Vite da Covid, videomaker a Milano: "Ancora incertezza. Ma importante tornare a vivere"

La chiamano già Fase due B quella che si aprirà lunedì 18 maggio con le linee guida del Governo sulle nuove aperture. Si agli amici ma no ai congiunti fuori regione. E se per valicare i confini regionali senza autocertificazione si dovrà aspettare il 3 giugno, molti commercianti e ristoratori hanno già deciso che le saracinesche rimarranno chiuse alle condizioni stringenti dell’ISS e dell’INAIL sulla sicurezza anti contagio.

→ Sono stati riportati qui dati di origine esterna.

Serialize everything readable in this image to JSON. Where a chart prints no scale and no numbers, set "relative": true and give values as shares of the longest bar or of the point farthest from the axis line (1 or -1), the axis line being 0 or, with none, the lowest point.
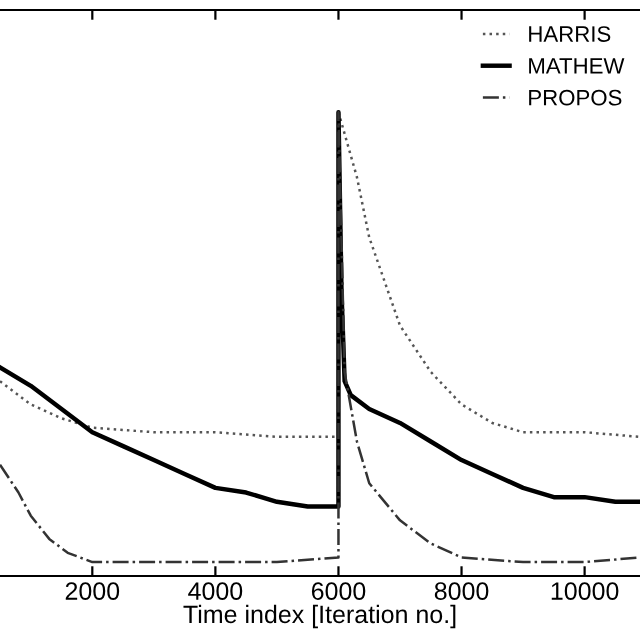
{
  "chart_data": {
    "type": "line",
    "relative": true,
    "xlabel": "Time index [Iteration no.]",
    "xlim": [
      500,
      10900
    ],
    "xticks": [
      2000,
      4000,
      6000,
      8000,
      10000
    ],
    "legend": "top right",
    "grid": false,
    "series": [
      {
        "name": "HARRIS",
        "color": "#555555",
        "line_style": "dotted",
        "x": [
          500,
          1000,
          1500,
          2000,
          3000,
          4000,
          5000,
          6000,
          6000,
          6300,
          6500,
          7000,
          7500,
          8000,
          8500,
          9000,
          10000,
          10900
        ],
        "values": [
          0.42,
          0.37,
          0.34,
          0.32,
          0.31,
          0.31,
          0.3,
          0.3,
          1.0,
          0.86,
          0.73,
          0.54,
          0.44,
          0.37,
          0.33,
          0.31,
          0.31,
          0.3
        ]
      },
      {
        "name": "MATHEW",
        "color": "#000000",
        "line_style": "solid",
        "x": [
          500,
          1000,
          1500,
          2000,
          2500,
          3000,
          3500,
          4000,
          4500,
          5000,
          5500,
          6000,
          6000,
          6050,
          6100,
          6200,
          6500,
          7000,
          7500,
          8000,
          8500,
          9000,
          9500,
          10000,
          10500,
          10900
        ],
        "values": [
          0.45,
          0.41,
          0.36,
          0.31,
          0.28,
          0.25,
          0.22,
          0.19,
          0.18,
          0.16,
          0.15,
          0.15,
          1.0,
          0.61,
          0.42,
          0.39,
          0.36,
          0.33,
          0.29,
          0.25,
          0.22,
          0.19,
          0.17,
          0.17,
          0.16,
          0.16
        ]
      },
      {
        "name": "PROPOS",
        "color": "#333333",
        "line_style": "dashed",
        "x": [
          500,
          800,
          1000,
          1300,
          1600,
          2000,
          3000,
          4000,
          5000,
          6000,
          6000,
          6100,
          6300,
          6500,
          7000,
          7500,
          8000,
          9000,
          10000,
          10900
        ],
        "values": [
          0.24,
          0.18,
          0.13,
          0.08,
          0.05,
          0.03,
          0.03,
          0.03,
          0.03,
          0.04,
          1.0,
          0.44,
          0.29,
          0.2,
          0.12,
          0.07,
          0.04,
          0.03,
          0.03,
          0.04
        ]
      }
    ]
  }
}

Il dpcm Governo va verso delle linee guida uniche. Benché si siano già delineati fronti opposti, anche tra governatori dello stesso colore politico come Veneto e Lombardia. Quest’ultima, pesantamente colpita dall’epidemia, ha visto il contagio tornare ad aumentare dopo le prime aperture della Fase due, sia a Milano che in altre province. “La verità è che molti non si sentono sicuri – afferma Federico, giovane regista e videomaker – non c’è un’idea vera di lotta all’epidemia e lo dimostrano i continui ritardi su tamponi e antivirali. La Fase due, al di là delle immagini dei Navigli, non mi sembra abbia portato molte novità o certezze”. Bresciano di origine e milanese di adozione, ha visto di colpo la città spegnersi: “All’inizio mi sono informato così tanto, sia all’estero che in Italia, che mi è venuta la tendinite da smartphone – afferma -. Poi fortunatamente ho cambiato atteggiamento e mi sono educato a pochi appuntamenti; tra cui il fantomatico bollettino delle 18, l’unica cosa che mi dava l’idea dello scorrere del tempo”.

In un periodo di stallo per molte categorie di lavoratori a Federico accade il contrario. A fine febbraio è costretto a lasciare il suo lavoro perché non viene pagato da mesi: è diciamo a partita iva obbligata, risulta come consulente ma in realtà lavora per uno stesso committente non assunto. “L’8 marzo rispondo ad un annuncio su linkedin e il venerdì della stessa settimana faccio il primo colloquio”, ricorda. Ad aprile è assunto in un’agenzia di produzione e informazione. “Di tutte le call che hanno riempito le giornate di molti italiani negli ultimi due mesi posso affermare con certezza: molto meglio la vecchia chiamata per telefono si perde meno tempo – afferma -. E questo non c’entra nulla con lo smartworking che è un’altra cosa”.

Molti hanno discusso sui famosi congiunti e su chi poteva essere visto e chi no. “Quella disposizione non sono riuscito a digerirla – confida Federico -, trovo folle che sia importante chi vedere e non il come vederlo”. In una grande città dove la famiglia, spesso, sono gli amici è difficile conltivare quell’empatia emotiva di cui tutti necessitiamo. “Da un mese personalmente è diventato più importante parlare fisicamente con qualcuno di caro che la paura di prendere il virus prendendo tutte le precauzione del caso – afferma -. Siamo umani, con tutte le accezioni che questa parola porta con se”. E sull’informazione è molto preciso: “Ho letto molte riviste scientifiche e tutte avevano ampiamente previsto la curva del contagio. E ancora una volta si è dimostrato come alcuni governi e paesi sono sempre più preparati di altri o comunque hanno le capacità di rispondere in modo afficace più di altri”.